Cell fate transitions are key to development and homeostasis. It is thus essential to understand the cellular mechanisms controlling fate transitions. Cell division has been implicated in fate decisions in many stem cell types, including neuronal and epithelial progenitors. In other stem cells, such as embryonic stem (ES) cells, the role of division remains unclear. Here, we show that exit from naive pluripotency in mouse ES cells generally occurs after a division. We further show that exit timing is strongly correlated between sister cells, which remain connected by cytoplasmic bridges long after division, and that bridge abscission progressively accelerates as cells exit naive pluripotency. Finally, interfering with abscission impairs naive pluripotency exit, and artificially inducing abscission accelerates it. Altogether, our data indicate that a switch in the division machinery leading to faster abscission regulates pluripotency exit. Our study identifies abscission as a key cellular process coupling cell division to fate transitions.

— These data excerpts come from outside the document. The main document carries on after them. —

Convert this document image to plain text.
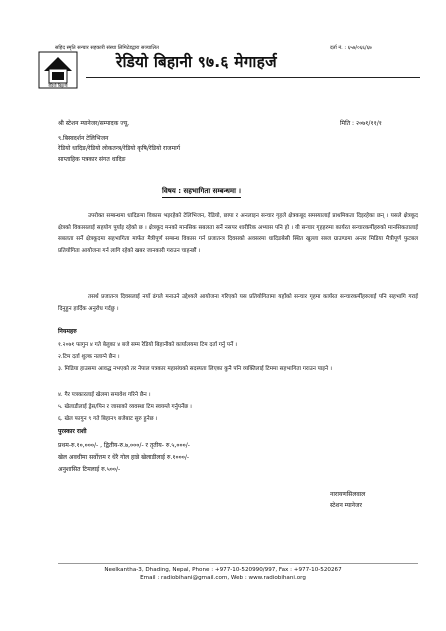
सहिद स्मृति सन्चार सहकारी संस्था लिमिटेडद्वारा सञ्चालित	दर्ता नं. : ६५७/०६६/६७
रेडियो बिहानी
रेडियो बिहानी ९७.६ मेगाहर्ज
श्री स्टेशन म्यानेजर/सम्पादक ज्यू,	मिति : २०७१/११/१
९.बिस्वदर्शन टेलिभिजन
रेडियो धादिङ/रेडियो लोकतन्त्र/रेडियो कृषि/रेडियो राजमार्ग
साप्ताहिक पत्रकार संगत धादिङ
विषय : सहभागिता सम्बन्धमा ।
उपरोक्त सम्बन्धमा धादिङमा विकास भइरहेको टेलिभिजन, रेडियो, छापा र अनलाइन सन्चार गृहले क्षेत्रकबूद समस्यालाई प्राथमिकता दिइरहेका छन् । यसले क्षेत्रकूद क्षेत्रको विकासलाई सहयोग पुर्याइ रहेको छ । क्षेत्रकूद मनको मानसिक सबलता सर्ने नसपर शारीरिक अभ्यास पनि हो । यी सन्चार गृहहरुमा कार्यरत सन्चारकर्मीहरुको मानसिकतालाई सबलता सर्ने क्षेत्रकूदमा सहभागिता मार्फत मैत्रीपूर्ण सम्बन्ध विकास गर्न प्रजातन्त्र दिवसको अवसरमा धादिङबेसी स्थित खुल्ला सब्ज ग्राउण्डमा अन्तर मिडिया मैत्रीपूर्ण फुटबल प्रतियोगिता आयोजना गर्न लागि रहेको खबर जानकारी गराउन चाहन्छौं ।
तसर्थ प्रजातन्त्र दिवसलाई नयाँ ढंगले मनाउने उद्देश्यले आयोजना गरिएको यस प्रतियोगितामा यहाँको सन्चार गृहमा कार्यरत सन्चारकर्मीहरुलाई पनि सहभागि गराई दिनुहुन हार्दिक अनुरोध गर्दछु ।
नियमहरु
१.२०७१ फागुन ४ गते बेलुका ४ बजे सम्म रेडियो बिहानीको कार्यालयमा टिम दर्ता गर्नु पर्ने ।
२.टिम दर्ता शुल्क नलाग्ने छैन ।
३. मिडिया हाउसमा आवद्ध नभएको तर नेपाल पत्रकार महासंघको सदस्यता लिएका कुनै पनि व्यक्तिलाई टिममा सहभागिता गराउन पाइने ।
४. गैर पत्रकारलाई खेलमा समावेश गरिने छैन ।
५. खेलाडीलाई ड्रेस/पिन र जासाको व्यवस्था टिम स्वयम्ले गर्नुपर्नेछ ।
६. खेल फागुन ९ गते बिहान९ बजेबाट सुरु हुनेछ ।
पुरस्कार राशी
प्रथम-रु.१०,०००/- , द्वितीय-रु.७,०००/- र तृतीय- रु.५,०००/-
खेल अवधीमा सर्वोत्तम र धेरै गोल हान्ने खेलाडीलाई रु.१०००/-
अनुशासित टिमलाई रु.५००/-
नारायणसिलवाल
स्टेशन म्यानेजर
Neelkantha-3, Dhading, Nepal, Phone : +977-10-520990/997, Fax : +977-10-520267
Email : radiobihani@gmail.com, Web : www.radiobihani.org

细胞命运转变是发育和体内平衡的关键。因此，了解控制命运转变的细胞机制至关重要。细胞分裂与许多干细胞类型的命运决定有关，包括神经元和上皮祖细胞。在其他干细胞中，例如胚胎干 (ES) 细胞，分裂的作用仍不清楚。在这里，我们表明小鼠 ES 细胞中幼稚多能性的退出通常发生在分裂后。我们进一步表明，姐妹细胞之间的退出时间密切相关，它们在分裂后很长时间仍然通过细胞质桥连接，并且随着细胞退出幼稚多能性，桥的脱落逐渐加速。最后，干扰脱落会损害幼稚多能性退出，而人为诱导脱落会加速它。共，我们的数据表明，导致更快脱落的分裂机制的转换调节了多能性退出。我们的研究将脱落确定为将细胞分裂与命运转变相结合的关键细胞过程。